Itadori finally lowered his gaze to the reports, but his eyes didn’t seem fully focused. His attention was elsewhere, on something that wasn’t there.

Okkotsu was the first to break the silence, with a gentle observation, almost careful. He didn’t say it as a reproach. Nor as a direct question. He simply let it settle between them.

It was always like this when Gojo was involved.

Itadori looked up slightly, surprised just enough to confirm that he had been seen. He didn’t respond right away. His expression didn’t change, but something in his shoulders loosened, as if keeping up the front no longer made sense in that space.

He said it was habit.

And Okkotsu understood it wasn’t an excuse. It was a truth learned through repetition. Gojo had been someone Itadori didn’t want to disappoint. Someone whose opinion had weighed more than he would ever admit out loud.

He didn’t say is.

He said was.

And yet, the weight was still there, untouched.

Okkotsu nodded silently. He had seen that kind of loyalty before. Not as blind devotion or naïve idealization, but as something deeper and quieter. Something that didn’t disappear just because time passed or because the relationship had changed shape.

Itadori folded the map carefully, aligning the edges again and again, far too meticulous for someone who used to be impulsive. That small gesture said more than any words could have.

He didn’t expect anything anymore.

But he also couldn’t pretend that Gojo hadn’t meant everything to him at some point. That he hadn’t been an axis, a refuge, a choice made even when he knew it wouldn’t be returned.

Silence settled between them again, heavier this time. Okkotsu didn’t try to fill it or soften it. He knew doing so would be a way of running away.
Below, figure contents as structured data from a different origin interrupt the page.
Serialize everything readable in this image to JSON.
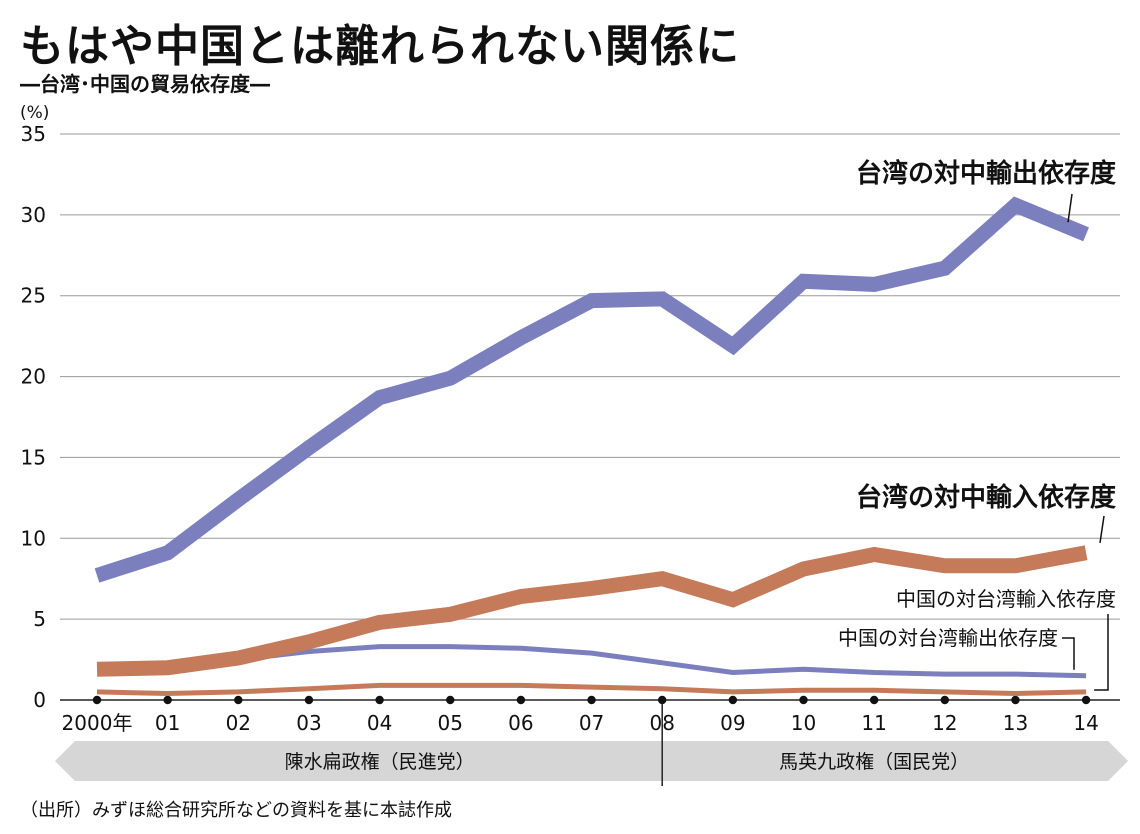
{
  "header": {
    "title": "もはや中国とは離れられない関係に",
    "subtitle": "―台湾･中国の貿易依存度―"
  },
  "footer": {
    "source": "（出所）みずほ総合研究所などの資料を基に本誌作成"
  },
  "chart_data": {
    "type": "line",
    "title": "もはや中国とは離れられない関係に",
    "subtitle": "台湾･中国の貿易依存度",
    "ylabel": "(%)",
    "ylim": [
      0,
      35
    ],
    "yticks": [
      0,
      5,
      10,
      15,
      20,
      25,
      30,
      35
    ],
    "grid": true,
    "categories": [
      "2000年",
      "01",
      "02",
      "03",
      "04",
      "05",
      "06",
      "07",
      "08",
      "09",
      "10",
      "11",
      "12",
      "13",
      "14"
    ],
    "series": [
      {
        "name": "台湾の対中輸出依存度",
        "color": "#7b7fbe",
        "width": "thick",
        "values": [
          7.7,
          9.1,
          12.4,
          15.6,
          18.7,
          19.9,
          22.4,
          24.7,
          24.8,
          21.9,
          25.9,
          25.7,
          26.7,
          30.6,
          28.8
        ]
      },
      {
        "name": "台湾の対中輸入依存度",
        "color": "#c57a5a",
        "width": "thick",
        "values": [
          1.9,
          2.0,
          2.6,
          3.6,
          4.8,
          5.3,
          6.4,
          6.9,
          7.5,
          6.2,
          8.1,
          9.0,
          8.3,
          8.3,
          9.1
        ]
      },
      {
        "name": "中国の対台湾輸出依存度",
        "color": "#7b7fbe",
        "width": "thin",
        "values": [
          1.9,
          2.0,
          2.5,
          3.0,
          3.3,
          3.3,
          3.2,
          2.9,
          2.3,
          1.7,
          1.9,
          1.7,
          1.6,
          1.6,
          1.5
        ]
      },
      {
        "name": "中国の対台湾輸入依存度",
        "color": "#c57a5a",
        "width": "thin",
        "values": [
          0.5,
          0.4,
          0.5,
          0.7,
          0.9,
          0.9,
          0.9,
          0.8,
          0.7,
          0.5,
          0.6,
          0.6,
          0.5,
          0.4,
          0.5
        ]
      }
    ],
    "annotations": [
      {
        "text": "台湾の対中輸出依存度",
        "series": 0,
        "style": "bold"
      },
      {
        "text": "台湾の対中輸入依存度",
        "series": 1,
        "style": "bold"
      },
      {
        "text": "中国の対台湾輸入依存度",
        "series": 3,
        "style": "normal"
      },
      {
        "text": "中国の対台湾輸出依存度",
        "series": 2,
        "style": "normal"
      }
    ],
    "periods": [
      {
        "label": "陳水扁政権（民進党）",
        "from": "2000年",
        "to": "08"
      },
      {
        "label": "馬英九政権（国民党）",
        "from": "08",
        "to": "14"
      }
    ]
  }
}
When he spoke, it was with the same quiet honesty that defined him. Gojo wasn’t good at seeing what was right in front of him. He never had been. But that didn’t make what Itadori had felt a mistake.

Itadori let out a short breath, almost a humorless laugh. There was no regret on his face. Only exhaustion.

"It was never a mistake."

He had never thought it was. And even if he no longer said it out loud, Itadori still felt the same way. He loved Gojo even more.
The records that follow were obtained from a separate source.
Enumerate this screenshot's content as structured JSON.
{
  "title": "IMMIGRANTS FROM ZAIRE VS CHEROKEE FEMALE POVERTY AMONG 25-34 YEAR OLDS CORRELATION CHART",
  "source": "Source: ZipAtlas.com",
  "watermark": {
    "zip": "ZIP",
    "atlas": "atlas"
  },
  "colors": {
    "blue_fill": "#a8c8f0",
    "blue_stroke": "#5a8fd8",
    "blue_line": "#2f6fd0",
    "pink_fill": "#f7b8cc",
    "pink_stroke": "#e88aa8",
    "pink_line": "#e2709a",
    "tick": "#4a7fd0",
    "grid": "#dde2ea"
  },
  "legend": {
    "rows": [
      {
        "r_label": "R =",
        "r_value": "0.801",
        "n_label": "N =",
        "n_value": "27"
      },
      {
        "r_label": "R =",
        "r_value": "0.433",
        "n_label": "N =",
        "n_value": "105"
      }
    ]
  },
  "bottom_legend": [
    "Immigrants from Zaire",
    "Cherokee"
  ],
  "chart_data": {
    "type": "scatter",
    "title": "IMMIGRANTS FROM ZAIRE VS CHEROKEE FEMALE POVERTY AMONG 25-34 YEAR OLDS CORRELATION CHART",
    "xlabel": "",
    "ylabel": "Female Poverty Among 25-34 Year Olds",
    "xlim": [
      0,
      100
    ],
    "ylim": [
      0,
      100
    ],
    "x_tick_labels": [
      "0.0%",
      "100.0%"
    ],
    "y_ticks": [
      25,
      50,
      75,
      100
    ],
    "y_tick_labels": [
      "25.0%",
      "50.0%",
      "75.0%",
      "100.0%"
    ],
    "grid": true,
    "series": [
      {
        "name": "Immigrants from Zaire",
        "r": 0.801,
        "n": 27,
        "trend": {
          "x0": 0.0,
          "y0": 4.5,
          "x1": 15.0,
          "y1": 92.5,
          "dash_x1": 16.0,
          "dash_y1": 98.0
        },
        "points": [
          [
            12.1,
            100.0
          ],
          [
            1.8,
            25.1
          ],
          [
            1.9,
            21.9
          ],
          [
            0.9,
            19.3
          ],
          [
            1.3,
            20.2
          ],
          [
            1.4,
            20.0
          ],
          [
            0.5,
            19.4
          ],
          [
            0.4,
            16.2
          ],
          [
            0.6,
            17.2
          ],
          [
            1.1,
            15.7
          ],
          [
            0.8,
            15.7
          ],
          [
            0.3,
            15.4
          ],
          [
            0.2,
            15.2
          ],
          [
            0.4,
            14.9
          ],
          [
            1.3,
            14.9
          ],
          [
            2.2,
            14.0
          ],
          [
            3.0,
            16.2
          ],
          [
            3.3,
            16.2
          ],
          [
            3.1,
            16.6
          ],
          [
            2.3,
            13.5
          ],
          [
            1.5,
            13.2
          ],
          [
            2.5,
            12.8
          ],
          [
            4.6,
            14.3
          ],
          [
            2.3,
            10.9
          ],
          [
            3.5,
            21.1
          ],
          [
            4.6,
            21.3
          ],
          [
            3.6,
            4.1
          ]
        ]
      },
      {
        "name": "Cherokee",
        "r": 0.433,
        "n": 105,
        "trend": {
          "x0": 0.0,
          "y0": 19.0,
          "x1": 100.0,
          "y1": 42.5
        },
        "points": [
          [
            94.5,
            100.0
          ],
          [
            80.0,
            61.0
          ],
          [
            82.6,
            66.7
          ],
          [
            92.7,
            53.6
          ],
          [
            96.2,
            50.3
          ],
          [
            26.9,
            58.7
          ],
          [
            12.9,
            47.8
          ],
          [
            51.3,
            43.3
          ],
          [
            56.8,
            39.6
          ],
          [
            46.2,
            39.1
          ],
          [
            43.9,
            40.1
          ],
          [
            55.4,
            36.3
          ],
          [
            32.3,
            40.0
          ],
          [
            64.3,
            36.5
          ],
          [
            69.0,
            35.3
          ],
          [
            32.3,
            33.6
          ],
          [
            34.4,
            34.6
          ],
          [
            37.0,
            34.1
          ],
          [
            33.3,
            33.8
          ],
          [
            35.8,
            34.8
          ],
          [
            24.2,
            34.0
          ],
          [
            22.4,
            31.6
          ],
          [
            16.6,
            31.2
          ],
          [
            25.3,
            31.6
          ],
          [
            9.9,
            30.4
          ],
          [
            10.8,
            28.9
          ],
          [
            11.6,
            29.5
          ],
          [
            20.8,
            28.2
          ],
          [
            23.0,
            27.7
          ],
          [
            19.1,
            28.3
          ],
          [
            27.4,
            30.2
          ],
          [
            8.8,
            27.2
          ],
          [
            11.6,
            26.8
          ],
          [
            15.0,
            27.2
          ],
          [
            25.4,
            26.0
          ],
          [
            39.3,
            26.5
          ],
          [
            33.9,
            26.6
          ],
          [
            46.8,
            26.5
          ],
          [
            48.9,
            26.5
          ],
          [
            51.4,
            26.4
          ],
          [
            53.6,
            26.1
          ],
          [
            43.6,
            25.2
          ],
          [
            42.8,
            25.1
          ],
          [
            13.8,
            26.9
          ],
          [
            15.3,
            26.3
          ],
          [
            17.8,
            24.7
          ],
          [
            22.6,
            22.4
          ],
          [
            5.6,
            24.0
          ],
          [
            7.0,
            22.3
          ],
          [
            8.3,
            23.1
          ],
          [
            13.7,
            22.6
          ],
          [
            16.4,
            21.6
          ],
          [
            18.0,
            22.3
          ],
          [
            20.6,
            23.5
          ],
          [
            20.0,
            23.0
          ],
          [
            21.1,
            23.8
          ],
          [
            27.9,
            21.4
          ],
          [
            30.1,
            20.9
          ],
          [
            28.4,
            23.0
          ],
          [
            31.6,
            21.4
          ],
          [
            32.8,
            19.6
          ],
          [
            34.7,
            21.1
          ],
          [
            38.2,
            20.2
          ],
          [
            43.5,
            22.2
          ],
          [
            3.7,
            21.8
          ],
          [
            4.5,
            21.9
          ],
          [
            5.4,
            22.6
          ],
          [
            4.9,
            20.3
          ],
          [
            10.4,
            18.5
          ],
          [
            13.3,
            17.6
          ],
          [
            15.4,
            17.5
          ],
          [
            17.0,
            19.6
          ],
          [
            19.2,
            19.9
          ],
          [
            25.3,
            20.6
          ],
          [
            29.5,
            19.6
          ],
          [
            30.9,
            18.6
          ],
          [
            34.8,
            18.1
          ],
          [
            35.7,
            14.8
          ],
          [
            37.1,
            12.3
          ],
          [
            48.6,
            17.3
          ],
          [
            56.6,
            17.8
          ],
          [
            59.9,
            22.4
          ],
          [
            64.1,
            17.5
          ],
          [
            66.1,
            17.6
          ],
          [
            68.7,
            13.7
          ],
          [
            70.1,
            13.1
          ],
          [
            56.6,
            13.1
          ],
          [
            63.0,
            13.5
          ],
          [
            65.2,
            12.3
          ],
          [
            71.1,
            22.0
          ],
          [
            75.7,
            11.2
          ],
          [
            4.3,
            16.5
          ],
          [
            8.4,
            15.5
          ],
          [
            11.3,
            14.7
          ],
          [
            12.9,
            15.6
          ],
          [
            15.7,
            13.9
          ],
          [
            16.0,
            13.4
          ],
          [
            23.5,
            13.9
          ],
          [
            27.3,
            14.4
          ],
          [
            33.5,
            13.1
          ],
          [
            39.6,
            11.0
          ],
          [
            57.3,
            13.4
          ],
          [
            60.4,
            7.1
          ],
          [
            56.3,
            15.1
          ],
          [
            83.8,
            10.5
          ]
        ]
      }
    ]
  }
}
He put the report away carefully, as if closing it were also a way of closing that part of the conversation.

Okkotsu sighed quietly.

He wasn’t an idiot. For a long time now, he had noticed how his former sensei reacted—or avoided reacting—to the closeness he now shared with Itadori. The evasive glances. The tension left unspoken. That discomfort that didn’t match someone who always seemed to be in control.
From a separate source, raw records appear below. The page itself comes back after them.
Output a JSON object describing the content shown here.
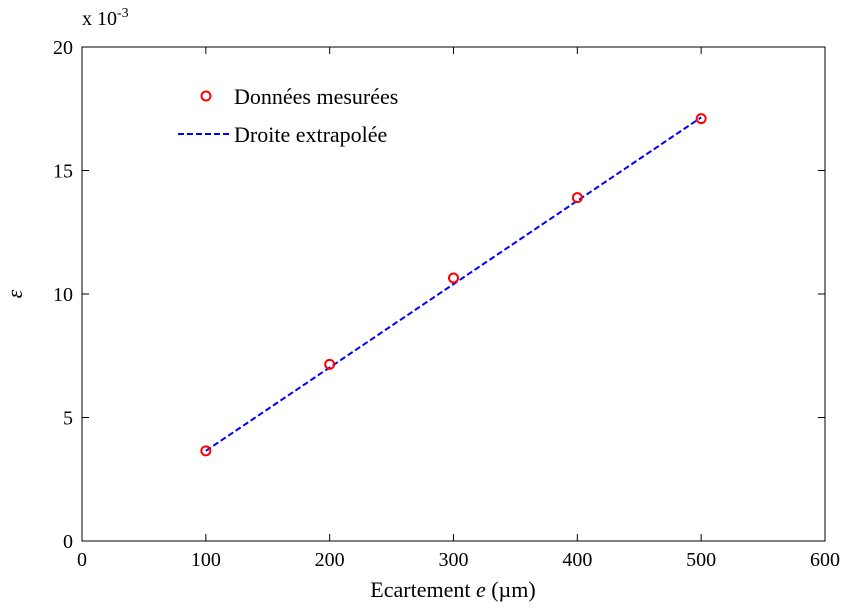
{
  "chart_data": {
    "type": "line",
    "xlabel_prefix": "Ecartement ",
    "xlabel_var": "e",
    "xlabel_suffix": " (µm)",
    "ylabel": "ε",
    "y_multiplier_base": "x 10",
    "y_multiplier_exp": "-3",
    "xlim": [
      0,
      600
    ],
    "ylim": [
      0,
      20
    ],
    "xticks": [
      0,
      100,
      200,
      300,
      400,
      500,
      600
    ],
    "yticks": [
      0,
      5,
      10,
      15,
      20
    ],
    "grid": false,
    "legend_position": "top-left",
    "series": [
      {
        "name": "Données mesurées",
        "kind": "scatter",
        "marker": "circle",
        "color": "#ff0000",
        "x": [
          100,
          200,
          300,
          400,
          500
        ],
        "y": [
          3.65,
          7.15,
          10.65,
          13.9,
          17.1
        ]
      },
      {
        "name": "Droite extrapolée",
        "kind": "line",
        "dash": "dashed",
        "color": "#0000ff",
        "x": [
          100,
          500
        ],
        "y": [
          3.65,
          17.15
        ]
      }
    ]
  }
}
The problem was that Itadori, in that regard, was still denser than usual. He struggled to read what wasn’t said aloud. And perhaps Gojo’s rejection had contributed to that more than anyone would care to admit.

Dinner arrived not long after, and for a while they stopped thinking about the mission. Okkotsu watched Itadori relax slightly and laugh softly.

He would try to help.

He didn’t like the way they were both carrying the same weight from opposite ends. He only hoped that, for once, Gojo would allow himself to look honestly at what he had been avoiding naming for so long.

Notes:

Satoru looked at himself in the mirror.

“It’s not jealousy,” he told himself.

He frowned.

“It’s… emotional vigilance.”

The mirror didn’t seem convinced.

“Shut up,” Gojo said, offended.

If you’ve followed some of my stories, you know I have a strong fondness for the Okkotsu x Itadori ship 😌. However, in this story their relationship will remain platonic, since the main focus is Gojo x Itadori ♥️

Yesterday I rewatched the first two episodes of the third season, and honestly, it really made me want to write this short story, hehe.

It’s been several months since the last time I published something. To be honest, it’s been a busy few weeks, and I’ve been dealing with writer’s block.

Even so, I’m working on it. In fact, I’ve also been writing the penultimate chapter of one of my main stories.

I don’t want to go too deeply into Kenjaku’s defeat or Sukuna’s, since that isn’t the focus of this story. However, I felt it was important to establish in this chapter that those events have already taken place.